Действительно, место оказалось чудное. Поместье Павла Степаныча Василькова лежало в десяти верстах от города, в прекрасной степной равнине. Издали оно представлялось каким-то цветущим оазисом, группою густых цветущих кустов и высоких темных деревьев, приятно действовавших на глаз смешением разнородных оттенков зелени, форм листьев и общих фигур разнообразных растений. Среди этой прекрасной растительности, оставленной без присмотра, помещалась господская усадьба, с старинным барским деревянным домом дикого цвета, с пристройками, людскими, банями, погребами и проч. Видно было, что хребты когда-то крепко поработали для господского удовольствия, роя пруды, прокладывая дорожки, строя беседки, гроты, мостики; но теперь не видать этих хребтов вблизи построек, и природа обильною растительностью и разрушением хочет загладить господский грех в пользовании терпеливостью этих хребтов.

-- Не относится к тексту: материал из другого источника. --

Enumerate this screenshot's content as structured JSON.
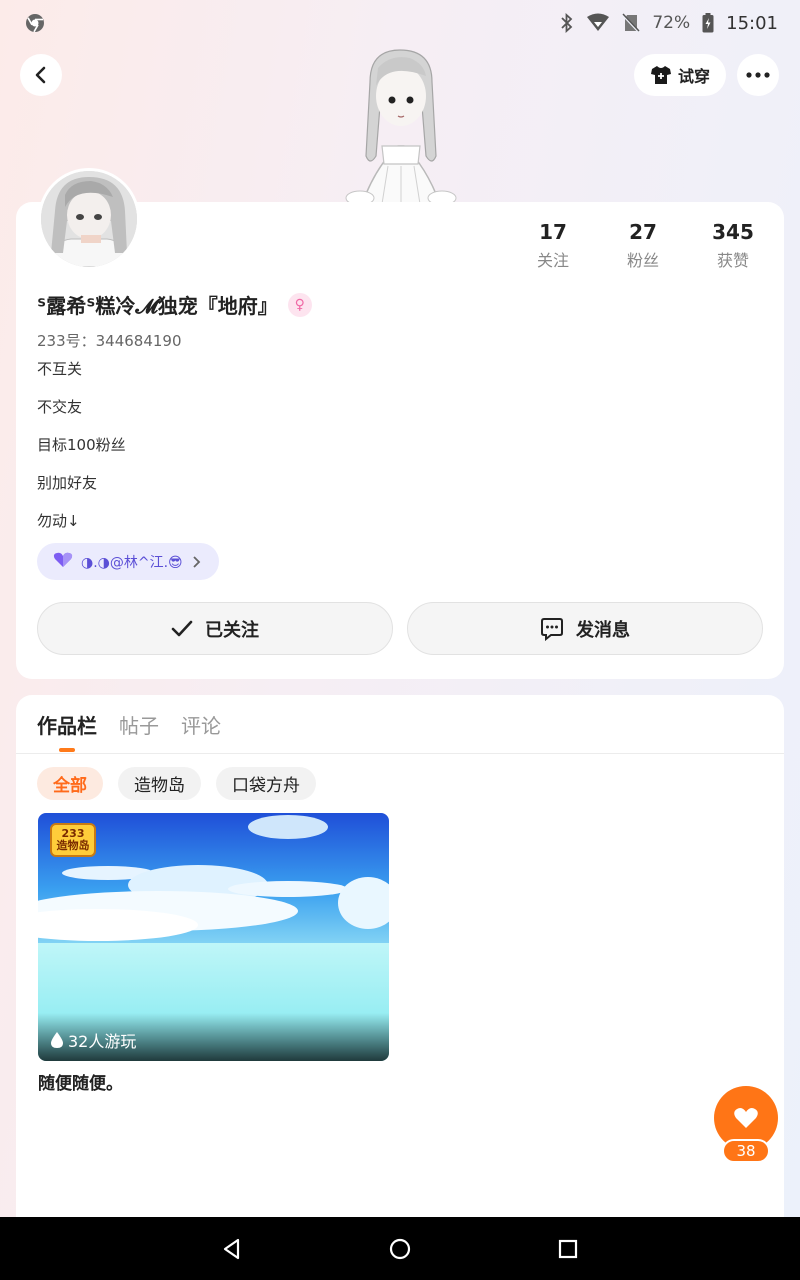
{
  "status_bar": {
    "battery": "72%",
    "time": "15:01",
    "icons": [
      "chrome-icon",
      "bluetooth-icon",
      "wifi-icon",
      "no-sim-icon",
      "battery-icon"
    ]
  },
  "header": {
    "tryon_label": "试穿",
    "icons": [
      "back-icon",
      "shirt-icon",
      "more-icon"
    ]
  },
  "profile": {
    "stats": [
      {
        "value": "17",
        "label": "关注"
      },
      {
        "value": "27",
        "label": "粉丝"
      },
      {
        "value": "345",
        "label": "获赞"
      }
    ],
    "nickname": "ᔆ露希ᔆ糕冷𝓜独宠『地府』",
    "gender_symbol": "♀",
    "uid": "233号：344684190",
    "bio": [
      "不互关",
      "不交友",
      "目标100粉丝",
      "别加好友",
      "勿动↓"
    ],
    "family_tag": "◑.◑@林^江.😎",
    "follow_label": "已关注",
    "message_label": "发消息"
  },
  "works": {
    "tabs": [
      {
        "label": "作品栏",
        "active": true
      },
      {
        "label": "帖子",
        "active": false
      },
      {
        "label": "评论",
        "active": false
      }
    ],
    "filters": [
      {
        "label": "全部",
        "active": true
      },
      {
        "label": "造物岛",
        "active": false
      },
      {
        "label": "口袋方舟",
        "active": false
      }
    ],
    "items": [
      {
        "logo_top": "233",
        "logo_bottom": "造物岛",
        "plays": "32人游玩",
        "title": "随便随便。"
      }
    ]
  },
  "like": {
    "count": "38"
  },
  "colors": {
    "accent": "#ff7516",
    "family_tag_bg": "#ebebfd",
    "active_chip_bg": "#fdeae0"
  }
}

Темные и сверкающие, как черный атлас, пруды лежат неподвижно, с каждым годом все более и более зарастая по краям густою травою, которая вместе с тяжелыми ветвями бузины и рябины мочит свои цветы и красные ягоды в темной воде… Мельничное колесо давно уже стоит неподвижно. Фантастические, выгнутые мостики еле держатся над тихо журчащими ручьями — кое-где нет доски, кое-где опали перила; кругообразный грот, напоминающий тулью старомодной женской шляпки, осел набок; от столика осталась одна подножка; стены, обклеенные когда-то бумагой, облупились, и болтающиеся лоскуты бумаги обнаруживают наблюдателю обилие исторических документов, неизвестных любителям старины… Дорожки покрылись яркозеленым мхом. В людской разбиты стекла; кое-где они заткнуты полушубками; на балконе господского дома, выходящем в сад, под самую дверь намело песку, и видно, что нога человеческая давно не была здесь. Постоянный шум разросшихся деревьев, перемешанный с отдаленным и редким стоном флюгера, производит на душу посетителя усадьбы самое тягостное впечатление. Почему-то делается вдруг холодно, хочется завернуться потеплее, уйти в комнату.

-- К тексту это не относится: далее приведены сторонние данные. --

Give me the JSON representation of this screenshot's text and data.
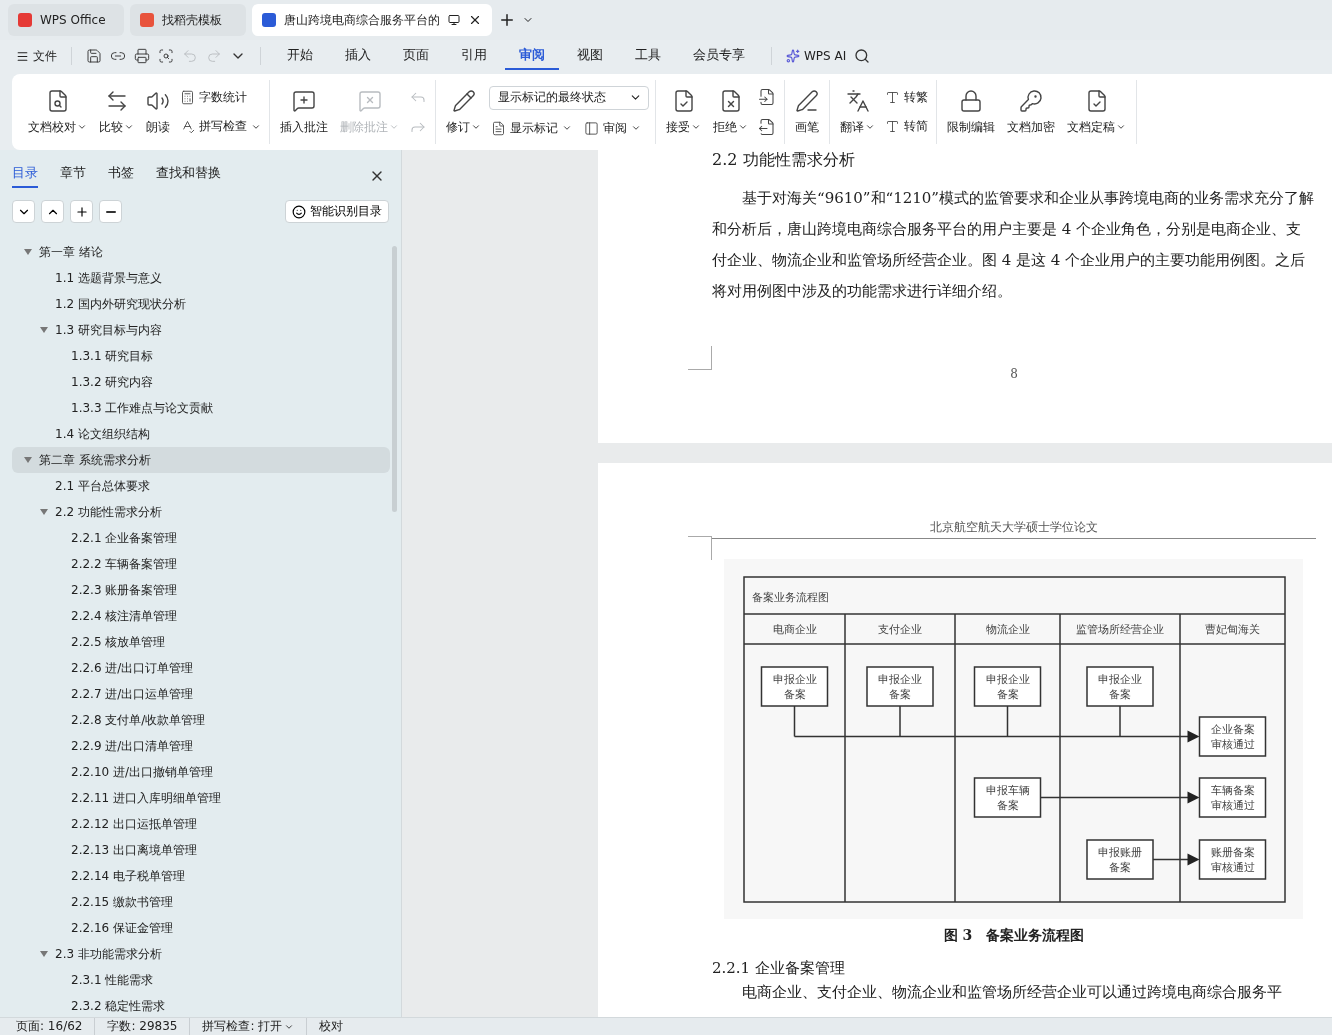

В доме действительно тепло. Он сделан прочно, на старинный манер обит войлоком, законопачен и защищен густым и пустынным садом. Широкая барская передняя может порадовать человека, любящего вспоминать старину. Кругом широчайшие лари, и на них позабыты полушубки, на которых, очевидно, только что валялся лакей. На окне счеты, чернильницы с мухами, на стене старинные часы, сделанные именно, кажется, для того, чтобы напомнить человеку о непрочности всего земного; каждый медленный размах сверкающего маятника как будто отхватывает чью-то голову и уносит кого-то в вечность… А глухое нытье, сопровождающее эти размахи, почему-то напоминает о глаголе времен, о столе с яствами и о гробе… Жуткое ощущение, производимое часами и подкрепляемое отсутствием людей, может быть отчасти рассеяно присутствием на конике картуза с Жуковым табаком.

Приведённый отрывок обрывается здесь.